The report produced by universities in Germany and the Netherlands said that the Caspian Sea could lose up to a third of its water by 2100, with water level dropping by 18m, marooning previously important ports hundreds of kilometres inland.

The report’s authors said they wanted to use the threat to the Caspian Sea to highlight the dangers of global warming to inland seas and lakes.

“A massive warning signal is the projected catastrophic drop in water levels for the Caspian Sea, the largest lake in the world, which could hit stakeholders unprepared,” the report said. 

Previous studies have warned that the Caspian Sea has been shrinking since the 1990s but not this quickly. 

Russia, Kazakhstan, Turkmenistan, Iran and Azerbaijan border the Caspian Sea, which lies at the centre of a series of transport corridors that ultimately connect East Asia with Europe. 

The Caspian Sea also hosts the region’s oil and gas industry and is a wildlife reserve, supporting seals, and migratory birds.

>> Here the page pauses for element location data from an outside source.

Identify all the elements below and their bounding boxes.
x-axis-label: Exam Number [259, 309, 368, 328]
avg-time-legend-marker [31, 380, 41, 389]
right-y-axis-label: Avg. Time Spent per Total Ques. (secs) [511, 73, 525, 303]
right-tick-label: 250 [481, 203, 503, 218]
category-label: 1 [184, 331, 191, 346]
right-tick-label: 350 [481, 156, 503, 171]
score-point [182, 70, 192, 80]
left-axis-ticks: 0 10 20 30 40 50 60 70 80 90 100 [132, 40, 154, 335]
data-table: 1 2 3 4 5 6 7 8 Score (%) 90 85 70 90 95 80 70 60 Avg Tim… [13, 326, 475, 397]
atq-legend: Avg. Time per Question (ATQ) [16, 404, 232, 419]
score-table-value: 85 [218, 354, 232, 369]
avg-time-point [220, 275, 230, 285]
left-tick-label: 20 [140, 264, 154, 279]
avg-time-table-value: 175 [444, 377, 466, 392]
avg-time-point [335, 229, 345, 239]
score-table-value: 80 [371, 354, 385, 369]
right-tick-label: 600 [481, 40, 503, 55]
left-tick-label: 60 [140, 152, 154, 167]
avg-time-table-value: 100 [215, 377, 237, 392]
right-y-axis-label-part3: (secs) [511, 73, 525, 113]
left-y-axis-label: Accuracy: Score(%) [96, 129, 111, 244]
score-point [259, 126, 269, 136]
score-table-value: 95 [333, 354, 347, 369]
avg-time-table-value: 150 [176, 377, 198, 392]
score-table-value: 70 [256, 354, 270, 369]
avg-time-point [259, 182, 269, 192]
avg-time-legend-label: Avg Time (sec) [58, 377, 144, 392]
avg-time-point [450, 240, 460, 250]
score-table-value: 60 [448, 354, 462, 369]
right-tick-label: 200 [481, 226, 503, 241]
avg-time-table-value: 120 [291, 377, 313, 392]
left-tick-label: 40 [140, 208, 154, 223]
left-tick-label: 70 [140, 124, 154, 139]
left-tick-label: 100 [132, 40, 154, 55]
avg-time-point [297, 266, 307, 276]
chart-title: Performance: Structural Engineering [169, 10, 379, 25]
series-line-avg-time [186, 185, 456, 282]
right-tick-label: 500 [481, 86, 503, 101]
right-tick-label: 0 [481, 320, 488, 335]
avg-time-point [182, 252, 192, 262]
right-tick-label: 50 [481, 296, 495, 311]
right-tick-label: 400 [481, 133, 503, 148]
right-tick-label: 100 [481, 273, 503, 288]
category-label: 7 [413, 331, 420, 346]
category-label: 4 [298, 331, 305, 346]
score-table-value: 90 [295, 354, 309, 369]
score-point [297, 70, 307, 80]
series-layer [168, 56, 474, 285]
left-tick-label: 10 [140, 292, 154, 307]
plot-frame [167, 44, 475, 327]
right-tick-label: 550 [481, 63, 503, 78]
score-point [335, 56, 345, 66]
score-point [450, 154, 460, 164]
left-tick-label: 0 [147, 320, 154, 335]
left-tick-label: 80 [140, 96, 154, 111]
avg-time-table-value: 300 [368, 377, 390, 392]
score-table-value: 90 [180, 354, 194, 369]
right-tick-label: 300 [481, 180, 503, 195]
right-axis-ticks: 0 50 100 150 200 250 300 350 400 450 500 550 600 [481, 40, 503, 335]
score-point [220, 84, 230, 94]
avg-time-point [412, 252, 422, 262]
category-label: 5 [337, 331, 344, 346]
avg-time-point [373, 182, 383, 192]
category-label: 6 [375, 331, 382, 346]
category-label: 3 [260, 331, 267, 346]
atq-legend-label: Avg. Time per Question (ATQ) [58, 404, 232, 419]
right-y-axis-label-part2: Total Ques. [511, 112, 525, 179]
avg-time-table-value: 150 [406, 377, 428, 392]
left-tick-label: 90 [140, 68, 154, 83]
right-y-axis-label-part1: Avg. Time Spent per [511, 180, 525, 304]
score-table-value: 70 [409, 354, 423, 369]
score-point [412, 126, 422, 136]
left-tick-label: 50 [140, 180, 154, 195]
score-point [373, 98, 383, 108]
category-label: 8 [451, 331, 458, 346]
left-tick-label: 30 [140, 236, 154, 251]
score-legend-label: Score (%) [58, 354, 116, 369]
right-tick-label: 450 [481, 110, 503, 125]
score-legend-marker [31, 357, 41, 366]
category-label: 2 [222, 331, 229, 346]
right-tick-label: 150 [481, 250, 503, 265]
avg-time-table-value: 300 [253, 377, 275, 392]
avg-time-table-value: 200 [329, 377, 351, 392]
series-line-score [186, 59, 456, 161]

The report showed how vast areas of the northern section of the Caspian Sea could dry up, with Atyrau in Kazakhstan effectively being stranded hundreds of kilometres from the shore.

Central Asia’s reputation for ecological disasters is already secure with the shrinking of the Aral Sea, which is shared by Uzbekistan and Kazakhstan. It shrank in the 1960s and 1970s to half its original size because of Soviet schemes to siphon off its tributaries to irrigate cotton fields.